In sum, the GTOs seek to require title insurance companies (and their subsidiaries and agents) to obtain and disclose to FinCEN the very information that celebrities and others investing in residential real estate are trying to safeguard using the strategy we outlined in our last article. Whether the GTOs entirely accomplish that goal is not clear at this point. In our article, we suggested that celebrities purchase property through a Delaware LLC that is managed by a second Delaware LLC. Because the Purchaser of the property is a limited liability company (the first Delaware LLC), the name, address, and taxpayer identification number of the LLC’s members must be reported to FinCEN on the Form 8300. But the member (and Beneficial Owner) of the first Delaware LLC (the Purchaser), is just another Delaware LLC. On the other hand, information about the individual primarily responsible for representing the Purchaser in the transaction also has to be disclosed, but that could be someone other than the celebrity, presumably such as a real estate agent. As such, it is not clear whether information about the owner of the second Delaware LLC, our celebrity, has to be disclosed on the Form 8300. While it is hard to believe that FinCEN would permit its aim in issuing the GTOs to be thwarted just by running a purchase through multiple shell companies, perhaps it is enough for the government to have identifying information about at least one individual who can be tracked down if the transaction appears to be suspicious.

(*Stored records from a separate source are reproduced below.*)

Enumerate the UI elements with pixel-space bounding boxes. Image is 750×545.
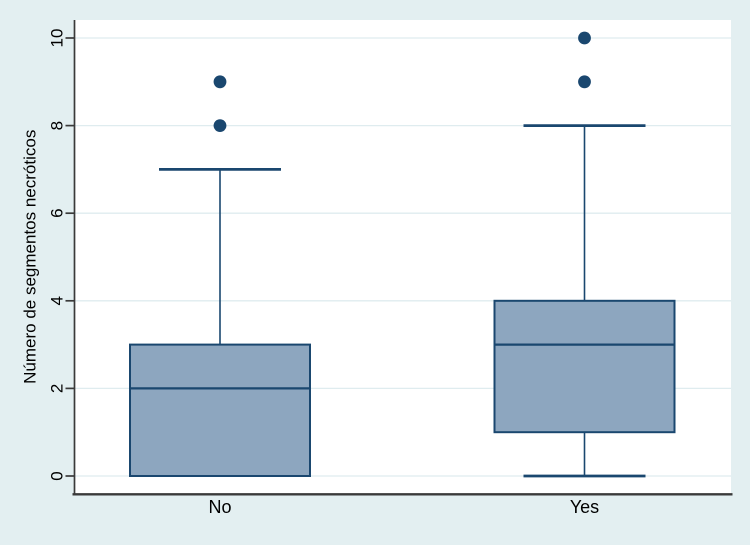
outlier-dot-no-9 [213, 75, 227, 89]
x-category-label-no: No [208, 497, 231, 517]
outlier-dot-yes-9 [578, 75, 591, 89]
outlier-dot-no-8 [213, 119, 227, 132]
y-axis-title: Número de segmentos necróticos [21, 130, 40, 384]
y-tick-label-6: 6 [48, 208, 67, 217]
y-tick-label-2: 2 [48, 384, 67, 393]
x-category-label-yes: Yes [570, 497, 599, 517]
y-tick-label-0: 0 [48, 471, 67, 480]
outlier-dot-yes-10 [578, 31, 591, 45]
box-no [129, 343, 311, 477]
y-tick-label-10: 10 [48, 29, 67, 48]
box-yes [493, 299, 676, 434]
y-tick-label-4: 4 [48, 296, 67, 305]
y-tick-label-8: 8 [48, 121, 67, 130]
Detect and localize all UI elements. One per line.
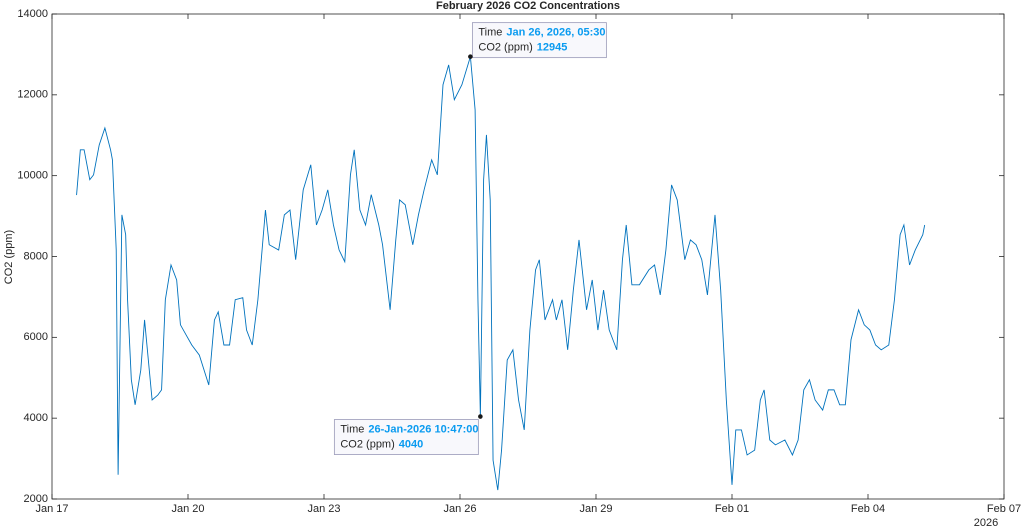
x-tick-label: Jan 23: [307, 503, 340, 515]
y-tick-label: 10000: [17, 170, 48, 182]
datatip-value: 4040: [399, 438, 423, 450]
y-tick-label: 4000: [24, 412, 48, 424]
datatip-value: 26-Jan-2026 10:47:00: [368, 423, 478, 435]
datatip-value: Jan 26, 2026, 05:30: [506, 27, 605, 39]
x-tick-label: Jan 29: [579, 503, 612, 515]
datatip-key: CO2 (ppm): [340, 438, 394, 450]
datatip-value: 12945: [537, 42, 568, 54]
y-tick-label: 12000: [17, 89, 48, 101]
y-axis-label: CO2 (ppm): [3, 230, 15, 284]
x-tick-label: Jan 26: [443, 503, 476, 515]
datatip-key: CO2 (ppm): [478, 42, 532, 54]
datatip-marker: [468, 54, 473, 59]
x-tick-label: Jan 20: [171, 503, 204, 515]
x-secondary-label: 2026: [974, 517, 998, 529]
datatip-line: CO2 (ppm) 4040: [340, 438, 423, 450]
datatip-line: Time 26-Jan-2026 10:47:00: [340, 423, 478, 435]
chart-title: February 2026 CO2 Concentrations: [436, 0, 620, 12]
datatip-box: [471, 22, 607, 59]
data-line: [76, 56, 926, 491]
y-tick-label: 8000: [24, 250, 48, 262]
y-tick-label: 6000: [24, 331, 48, 343]
y-tick-label: 2000: [24, 493, 48, 505]
x-tick-label: Feb 07: [987, 503, 1021, 515]
datatip-box: [333, 419, 479, 455]
datatip-marker: [478, 414, 483, 419]
x-tick-label: Jan 17: [35, 503, 68, 515]
datatip: Time Jan 26, 2026, 05:30 CO2 (ppm) 12945: [468, 22, 607, 59]
x-tick-label: Feb 01: [715, 503, 749, 515]
datatip-key: Time: [340, 423, 364, 435]
y-tick-label: 14000: [17, 8, 48, 20]
plot-area: [51, 13, 1005, 500]
datatip-line: CO2 (ppm) 12945: [478, 42, 567, 54]
datatip-line: Time Jan 26, 2026, 05:30: [478, 27, 605, 39]
datatip: Time 26-Jan-2026 10:47:00 CO2 (ppm) 4040: [333, 414, 483, 455]
datatip-key: Time: [478, 27, 502, 39]
x-tick-label: Feb 04: [851, 503, 885, 515]
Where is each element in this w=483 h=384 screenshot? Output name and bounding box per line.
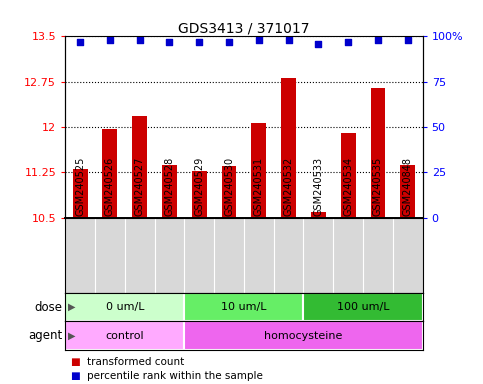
Point — [166, 39, 173, 45]
Bar — [303, 293, 423, 321]
Text: 0 um/L: 0 um/L — [105, 302, 144, 312]
Text: transformed count: transformed count — [87, 357, 184, 367]
Point — [285, 37, 293, 43]
Bar — [65, 321, 185, 350]
Text: homocysteine: homocysteine — [264, 331, 342, 341]
Bar — [222, 166, 237, 218]
Bar — [370, 88, 385, 218]
Point — [195, 39, 203, 45]
Bar — [400, 165, 415, 218]
Point — [106, 37, 114, 43]
Point — [374, 37, 382, 43]
Title: GDS3413 / 371017: GDS3413 / 371017 — [178, 22, 310, 35]
Bar — [102, 129, 117, 218]
Text: ▶: ▶ — [68, 302, 75, 312]
Text: 100 um/L: 100 um/L — [337, 302, 389, 312]
Text: ■: ■ — [70, 357, 80, 367]
Bar — [185, 293, 303, 321]
Point — [136, 37, 143, 43]
Bar — [72, 169, 87, 218]
Bar — [192, 171, 207, 218]
Bar — [311, 212, 326, 218]
Bar — [65, 293, 185, 321]
Point — [404, 37, 412, 43]
Text: 10 um/L: 10 um/L — [221, 302, 267, 312]
Bar — [185, 321, 423, 350]
Text: ▶: ▶ — [68, 331, 75, 341]
Bar — [132, 116, 147, 218]
Bar — [162, 165, 177, 218]
Point — [314, 41, 322, 47]
Bar — [251, 123, 266, 218]
Text: dose: dose — [35, 301, 63, 313]
Bar — [341, 133, 355, 218]
Bar — [281, 78, 296, 218]
Text: agent: agent — [28, 329, 63, 342]
Point — [76, 39, 84, 45]
Text: ■: ■ — [70, 371, 80, 381]
Point — [344, 39, 352, 45]
Text: control: control — [105, 331, 144, 341]
Point — [255, 37, 263, 43]
Point — [225, 39, 233, 45]
Text: percentile rank within the sample: percentile rank within the sample — [87, 371, 263, 381]
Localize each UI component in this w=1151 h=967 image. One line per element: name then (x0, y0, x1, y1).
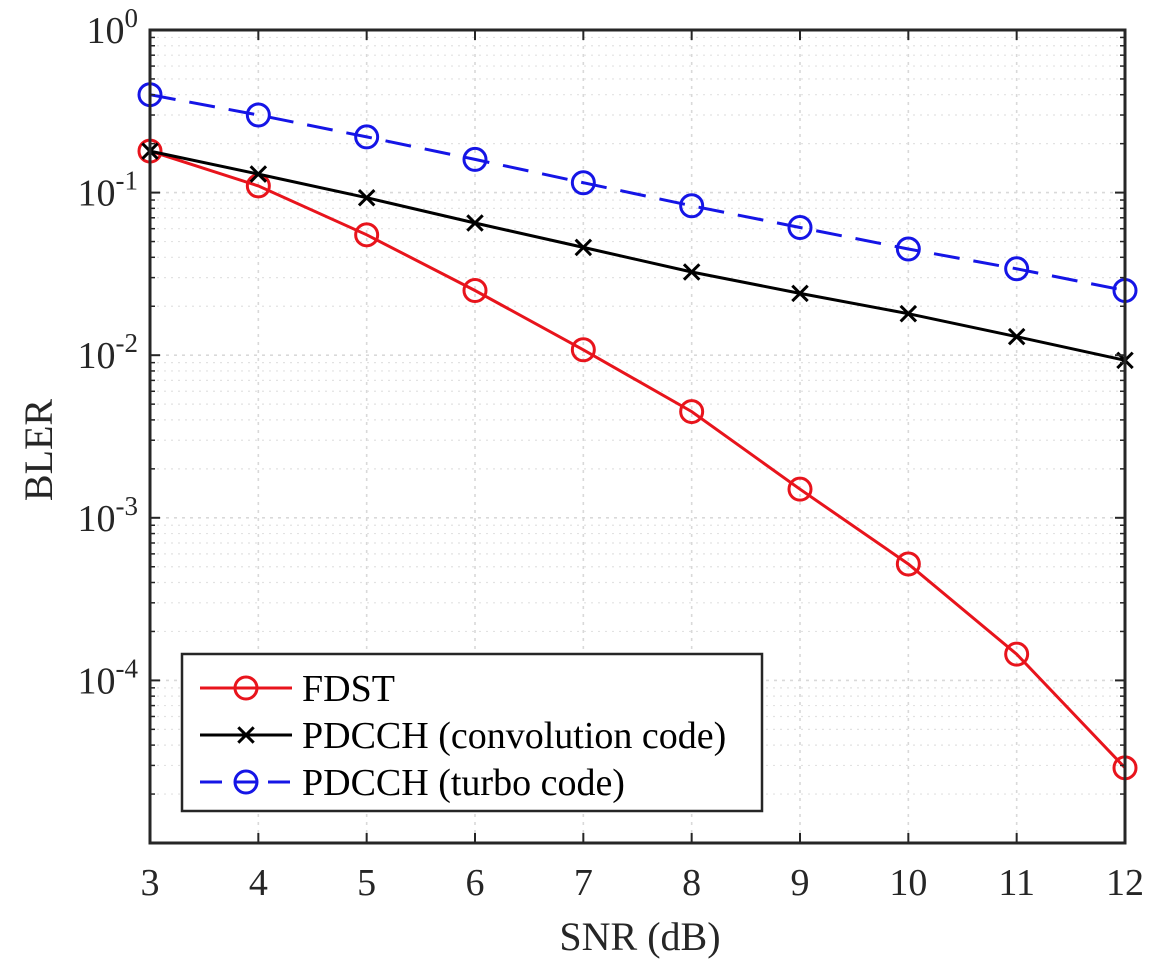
plot-frame (148, 28, 1127, 845)
data-point (233, 675, 259, 701)
data-point-stroke (899, 304, 918, 323)
x-tick-label: 8 (682, 862, 701, 904)
series-3 (137, 82, 1138, 303)
data-point (679, 399, 705, 425)
series-2 (141, 142, 1134, 370)
y-tick-label: 10-4 (78, 653, 139, 702)
data-point (1004, 256, 1030, 282)
legend-entry: PDCCH (convolution code) (200, 715, 726, 757)
data-point (249, 165, 268, 183)
data-point (787, 476, 813, 502)
data-point (233, 769, 259, 795)
legend-entry: PDCCH (turbo code) (200, 762, 625, 804)
x-axis-label: SNR (dB) (559, 914, 720, 959)
data-point-stroke (791, 284, 809, 303)
tick-labels: 3 4 5 6 7 8 9 10 11 12 100 10-1 10-2 10-3 10-4 (78, 3, 1145, 904)
data-point (357, 188, 376, 207)
legend-entry: FDST (200, 668, 395, 710)
series-layer (137, 82, 1138, 781)
legend-box (180, 652, 764, 813)
x-tick-label: 12 (1106, 862, 1144, 904)
x-tick-label: 6 (466, 862, 485, 904)
legend-label: FDST (302, 668, 395, 710)
data-point (245, 102, 271, 128)
series-line (149, 149, 1126, 362)
data-point-stroke (249, 165, 268, 183)
data-point (679, 193, 705, 219)
y-tick-label: 10-3 (78, 491, 139, 540)
x-tick-label: 4 (249, 862, 268, 904)
data-point-stroke (237, 726, 255, 744)
x-tick-label: 9 (791, 862, 810, 904)
data-point (895, 551, 921, 577)
x-tick-label: 10 (889, 862, 927, 904)
data-point-stroke (466, 214, 484, 232)
data-point (462, 146, 488, 172)
data-point-stroke (357, 188, 376, 207)
ticks (149, 30, 1126, 844)
legend: FDST PDCCH (convolution code) PDCCH (turbo… (180, 652, 764, 813)
data-point (462, 277, 488, 303)
series-line (149, 149, 1127, 769)
x-tick-label: 7 (574, 862, 593, 904)
y-tick-label: 10-2 (78, 328, 139, 377)
y-tick-label: 10-1 (78, 166, 139, 215)
data-point (899, 304, 918, 323)
data-point (574, 238, 593, 257)
data-point-stroke (574, 238, 593, 257)
data-point (570, 337, 596, 363)
data-point (570, 170, 596, 196)
y-tick-label: 100 (87, 3, 139, 52)
legend-label: PDCCH (convolution code) (302, 715, 726, 757)
legend-label: PDCCH (turbo code) (302, 762, 625, 804)
data-point (354, 124, 380, 150)
x-tick-label: 5 (357, 862, 376, 904)
data-point (791, 284, 809, 303)
data-point (1004, 641, 1030, 667)
data-point-stroke (1007, 327, 1026, 346)
data-point-stroke (682, 263, 701, 281)
data-point (466, 214, 484, 232)
data-point (1007, 327, 1026, 346)
data-point (237, 726, 255, 744)
data-point (787, 215, 813, 241)
x-tick-label: 11 (998, 862, 1035, 904)
data-point (354, 222, 380, 248)
series-line (149, 93, 1126, 292)
y-axis-label: BLER (16, 399, 61, 502)
x-tick-label: 3 (141, 862, 160, 904)
data-point (682, 263, 701, 281)
data-point (895, 236, 921, 262)
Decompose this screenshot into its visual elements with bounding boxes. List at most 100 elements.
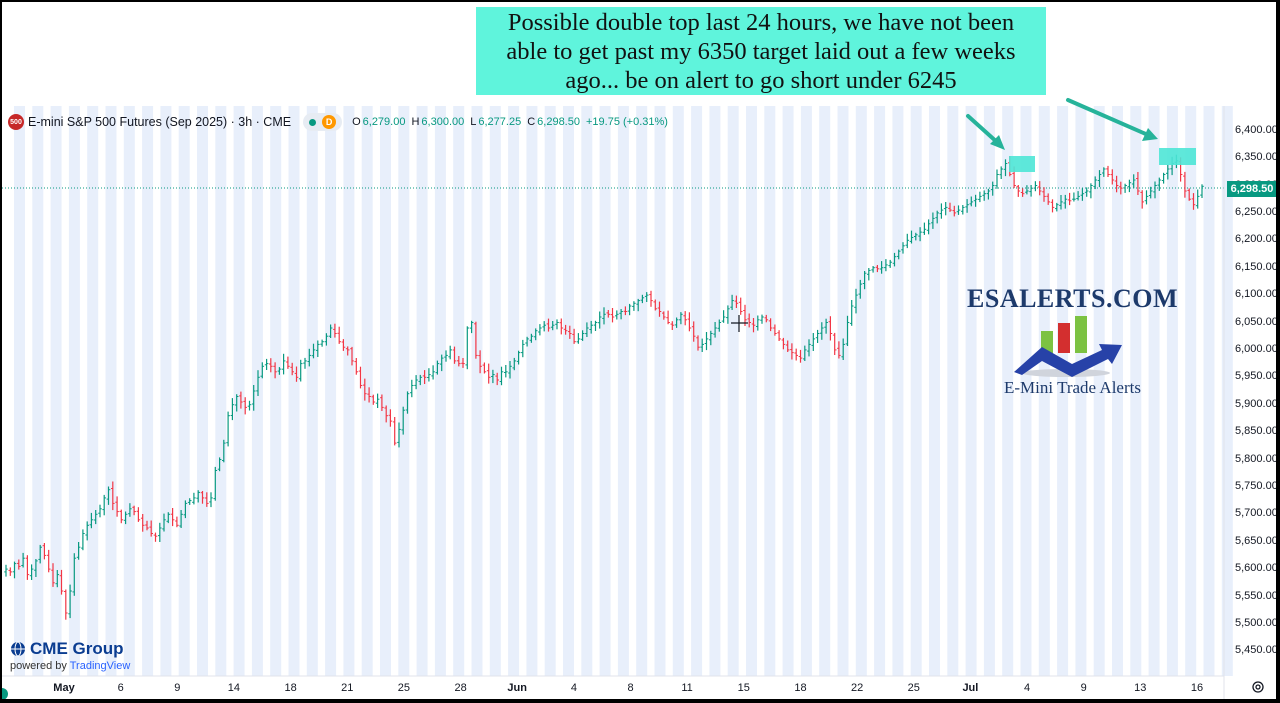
candle <box>1123 183 1127 193</box>
candle <box>662 311 666 320</box>
candle <box>640 294 645 304</box>
candle <box>380 394 384 411</box>
candle <box>311 343 316 359</box>
session-band <box>489 106 501 676</box>
session-band <box>160 106 172 676</box>
candle <box>550 321 555 331</box>
x-tick-label: 8 <box>627 682 634 694</box>
ohlc-key: L <box>470 116 477 128</box>
gear-icon[interactable] <box>1251 680 1265 694</box>
y-tick-label: 6,000.00 <box>1235 342 1276 355</box>
candle <box>1059 195 1063 210</box>
candle <box>990 181 995 196</box>
session-band <box>1002 106 1014 676</box>
x-tick-label: 13 <box>1134 682 1147 694</box>
candle <box>55 570 60 588</box>
candle <box>995 169 999 189</box>
session-band <box>1020 106 1032 676</box>
candle <box>832 332 837 355</box>
session-band <box>526 106 538 676</box>
session-band <box>581 106 593 676</box>
candle <box>965 199 969 213</box>
candle <box>290 362 294 376</box>
candle <box>773 324 777 336</box>
candle <box>751 318 756 333</box>
candle <box>1106 165 1110 177</box>
session-band <box>709 106 721 676</box>
candle <box>901 242 905 254</box>
candle <box>914 232 918 241</box>
candle <box>153 532 158 542</box>
session-band <box>142 106 154 676</box>
candle <box>410 379 414 398</box>
candle <box>756 315 760 331</box>
candle <box>948 202 952 212</box>
x-tick-label: 16 <box>1190 682 1204 694</box>
candle <box>615 310 619 320</box>
status-pill[interactable]: D <box>303 113 343 131</box>
candle <box>730 294 734 310</box>
candle <box>4 564 8 577</box>
candle <box>316 340 320 357</box>
brand-watermark: ESALERTS.COM E-Mini Trade Alerts <box>960 284 1185 398</box>
candle <box>803 345 807 361</box>
ohlc-value: +19.75 (+0.31%) <box>585 116 668 128</box>
candle <box>170 508 175 527</box>
candle <box>175 516 179 528</box>
candle <box>841 338 845 360</box>
candle <box>115 496 119 517</box>
chart-title[interactable]: E-mini S&P 500 Futures (Sep 2025) · 3h ·… <box>28 115 292 129</box>
candle <box>264 358 269 370</box>
brand-name: ESALERTS.COM <box>967 284 1178 313</box>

In any event, even if our celebrity’s identity does have to be disclosed to FinCEN by a title insurance company as part of a covered transaction, our strategy should still serve its purpose in safeguarding her identity from the general public. Unless FinCEN’s servers are compromised by Russian hackers and made public illicitly, that is.

[1] See FinCEN, News Release, FinCEN Expands Reach of Real Estate “Geographic Targeting Orders” Beyond Manhattan and Miami (July 27, 2016). In one case, federal prosecutors have alleged that Malaysian officials used a limited liability company to launder money stolen from a public development fund by, among other things, purchasing a house in Beverly Hills formerly owned by the late Ricardo Montalban for $40 million. See Andrew Khouri, All-Cash Buyers of L.A. County Luxury Homes Will Have to Reveal Their Identities, Los Angeles Times (July 27, 2016).

[2] FinCEN, About FinCEN: What We Do.

[3] The Currency and Foreign Transactions Reporting Act, its amendments, and the other statutes relating to the subject matter of that Act, have come to be referred to as the “Bank Secrecy Act.” The Bank Secrecy Act is codified at 12 U.S.C. §§ 1829b, 1951-1959 and 31 U.S.C. §§ 5311-5314, 5316-5332. See 31 C.F.R. § 1010.100(e). Treasury regulations implementing the Bank Secrecy Act appear in 31 C.F.R. ch. X.

[4] 31 U.S.C. § 5326(a); 31 C.F.R. § 1010.370(a).

[5] GTO § II.A.2.

[6] The GTOs do not indicate whether “residential real property” encompasses only single family residences.

[7] Id. §§ II.A.2, III.A.1.ii.

[8] Id. § II.A.2.iii, iv. Wire transfers are not covered by the GTOs.

[9] Id. § II.B.1. The GTOs do not define who is an “agent” of a title insurance company.

[10] Id. § II.A.1.

[11] Id. § II.B.2.i, ii, iii.

[12] Id. § III.A.1.i.

[13] Id. § II.B.2.i, iii.

[14] Id. § II.B.2.vi.2.

[15] Id. § III.C. Subject to future renewals, the GTOs are effective from August 28, 2016 through February 23, 2017. Id. § III.B.